Here is an explanation of the use case I have for such a feature. My company has a CRM system that is used to log customer orders but the data entry is done by various stakeholders and business units. There are silos of entry method between for different business units as well as business unit customer combinations. Sometimes a PO number field will be input without the line id. Sometimes the customer's tool id name is entered in differently than what the customer calls it but the PO is correct. I've tried normalizing for different methods of "manual key value input" but it only goes so far. For example, I did cleanup on various methods in which PO values are input and came up with 42 different rules. Someone is always going to come up with a new way to enter something that hasn't been done before and break a cleanup rule. But, there is a decent chance among several different matching criteria I can back into a combination that will give me a proper join.

Anyway, sorry if this idea is way out there. I was just brainstorming a bit while working through some reporting I am doing for sales.

Also, the new profile feature and the merge action is amazing. I am really loving it so far. I am actually going to use the visual it provides in a meeting to encourage some operational behavior changes. I have built error type tables to isolate join failures etc before but it never conveys well to the business folks. Now with this tool I can take a screenshot and have a proper conversation about it visual with colors that operations managers will understand. And the added bonus of being able to pop out the records into a sandbox is icing on the cake.

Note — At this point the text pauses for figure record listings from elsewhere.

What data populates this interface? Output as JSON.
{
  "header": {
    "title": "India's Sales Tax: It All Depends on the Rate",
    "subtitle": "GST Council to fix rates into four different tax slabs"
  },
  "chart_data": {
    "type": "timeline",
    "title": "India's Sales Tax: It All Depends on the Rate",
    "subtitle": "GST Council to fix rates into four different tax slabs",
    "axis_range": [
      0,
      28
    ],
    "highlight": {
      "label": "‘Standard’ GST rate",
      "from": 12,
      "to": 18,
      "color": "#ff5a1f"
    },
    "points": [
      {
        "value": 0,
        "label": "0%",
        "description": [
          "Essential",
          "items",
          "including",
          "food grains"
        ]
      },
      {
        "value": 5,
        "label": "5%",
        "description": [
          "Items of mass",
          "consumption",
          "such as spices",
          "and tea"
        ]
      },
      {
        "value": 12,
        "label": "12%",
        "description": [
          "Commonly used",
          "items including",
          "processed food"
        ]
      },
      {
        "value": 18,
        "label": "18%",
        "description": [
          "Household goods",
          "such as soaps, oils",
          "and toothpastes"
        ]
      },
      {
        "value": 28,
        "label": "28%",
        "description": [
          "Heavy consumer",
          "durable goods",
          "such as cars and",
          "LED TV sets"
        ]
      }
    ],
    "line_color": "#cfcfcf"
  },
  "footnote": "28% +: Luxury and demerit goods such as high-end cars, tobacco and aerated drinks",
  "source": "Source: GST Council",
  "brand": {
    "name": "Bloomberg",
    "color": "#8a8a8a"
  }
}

As always, thanks Easymorph team!

Best wishes,

Perk

dgudkov · December 4, 2024, 12:00am

That's an interesting question.

If matching by at least one key column (out of N) is considered reliable, then unpivoting keys can be a simple way to do matching (and merge), as in this case we reduce matching to strict two-column matching. See the example below.

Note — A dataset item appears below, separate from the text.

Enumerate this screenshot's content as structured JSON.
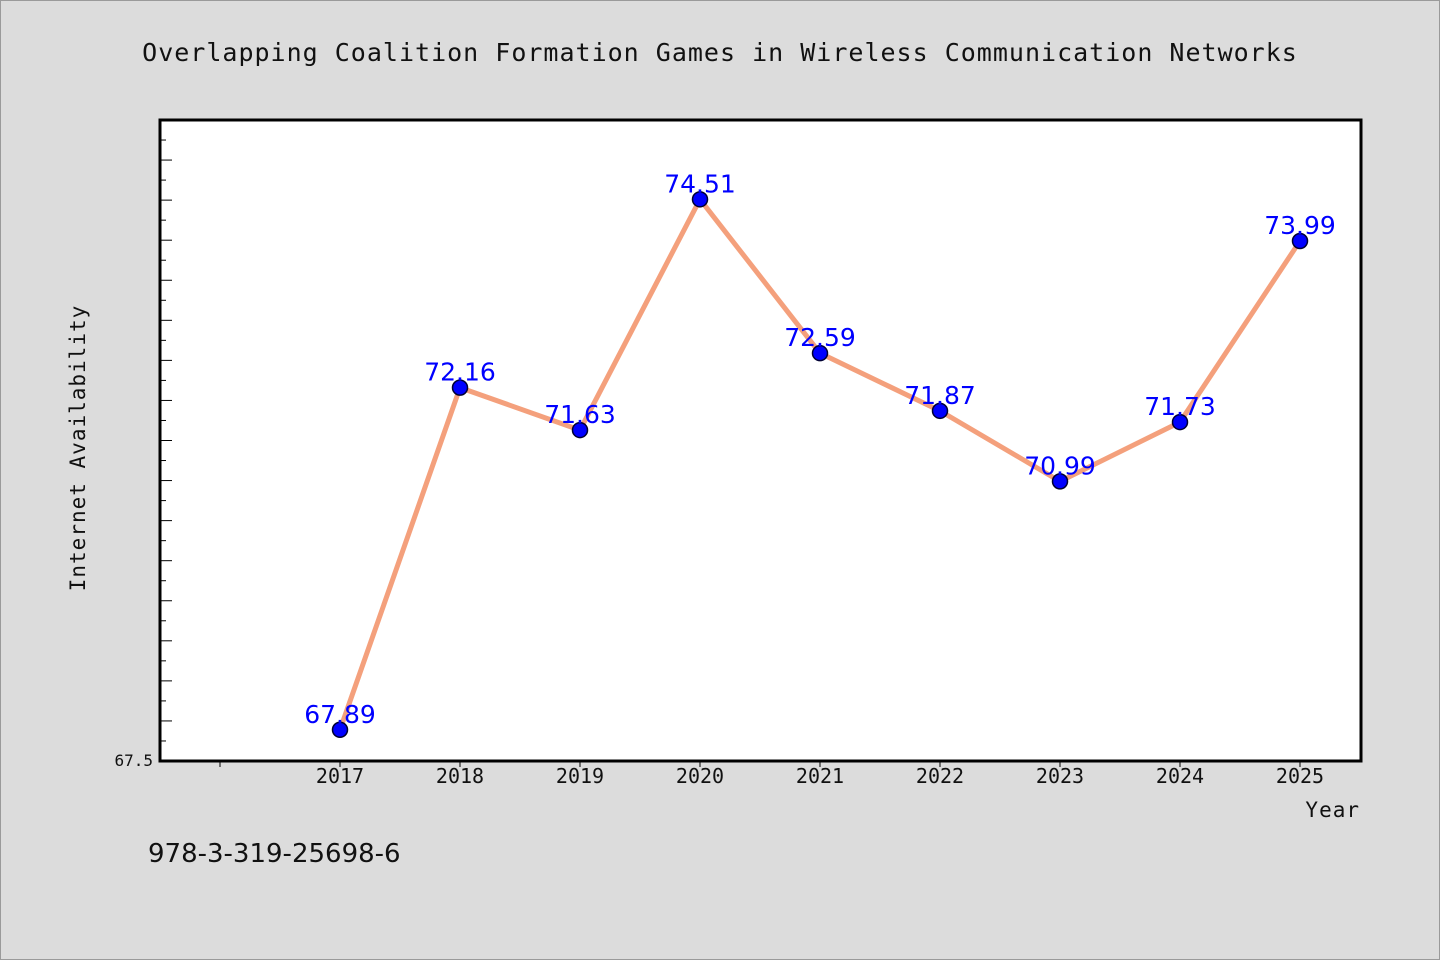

sparse-merge.morph (5.4 KB)
Sparsely indexed tables.xlsx (9.5 KB)

But if at least K columns must match out of N and K>1, that becomes less trivial.

Perhaps, for such cases we do need a special action - "Sparse merge" or something.

Thoughts?

Perk · December 4, 2024, 9:14am

Hi Dmitry,

Thank you kindly for the reply!
That is an interesting method you are showing. I am a little worried about using that because you end up with an additional row when the merge is successful on more than one criteria. And then it would require duplicate handling. That may not necessarily be terrible. Also, in the unpivot, it feels manageable in the example, but I am typically joining very fairly large table, sometimes 5o to several hundred columns long. And managing what column to exclude from the unpivot might feel overwhelming. I will play with it a bit. Thank you for the idea.

I think I may not have explained that well initially. Please let me know if this example helps clarify what I am trying to achieve.

The top table is similar to what we get from the customer. The lower table represents the opportunities our company would make in response to the customer forecast.

Assumptions:

Customer GUID/Opportunity GUID: There is a workflow that can be done manually and if it is performed creates a tightly bound key in the form of a GUID between the two data sets. this is the most optimal merge criteria.

Customer PO Number/Opportunity PO Number: This would be the second most preferable merge criteria. There is typically very little change after it is issued. However, operations/sales folks perform different behavior with the system data entry. Sometimes is is perfect but other time similar behavior as what is in "Opportunity PO Number" can be seen.

Customer Tool ID/Opportunity Tool ID: This is the third most preferable join criteria. And actually, it can't be used alone, and needs to merge on the combination of the Tool ID and the Tool Category. A single Tool ID can have a category of MT or PK. The PK stands for prefacility kit and MT for main tool. A single tool id will typically have a MT and PK record. Additionally, this value can change in relationship to the Customer PK value.

In a single merge action, my idea is as follows:

First: Attempt to merge the Customer table to Opportunity on the Opportunity GUID. This would work for rows (1,2,3,4).

Any failing records would go to criteria two.

Second: Attempt to merge the Customer table to the Opportunity table on the PO number match. This should be successful for rows (5,7,10,11) but would fail on (6,8,912,13,14,15)

After this check go to merge criteria three.

Third: Attempt to merge the Customer table to the Opportunity table on the combination of Tool ID and Category. This should be successful for rows (6,8,12,13,14) but fail on (9,15)

Rows 9 and 15 would just fail and not bring any columns back just how a merge failure on the setup criteria works now.

MultipleMergeCriteria.morph (4.6 KB)

MultipleMergeCriteria.xlsx (12.7 KB)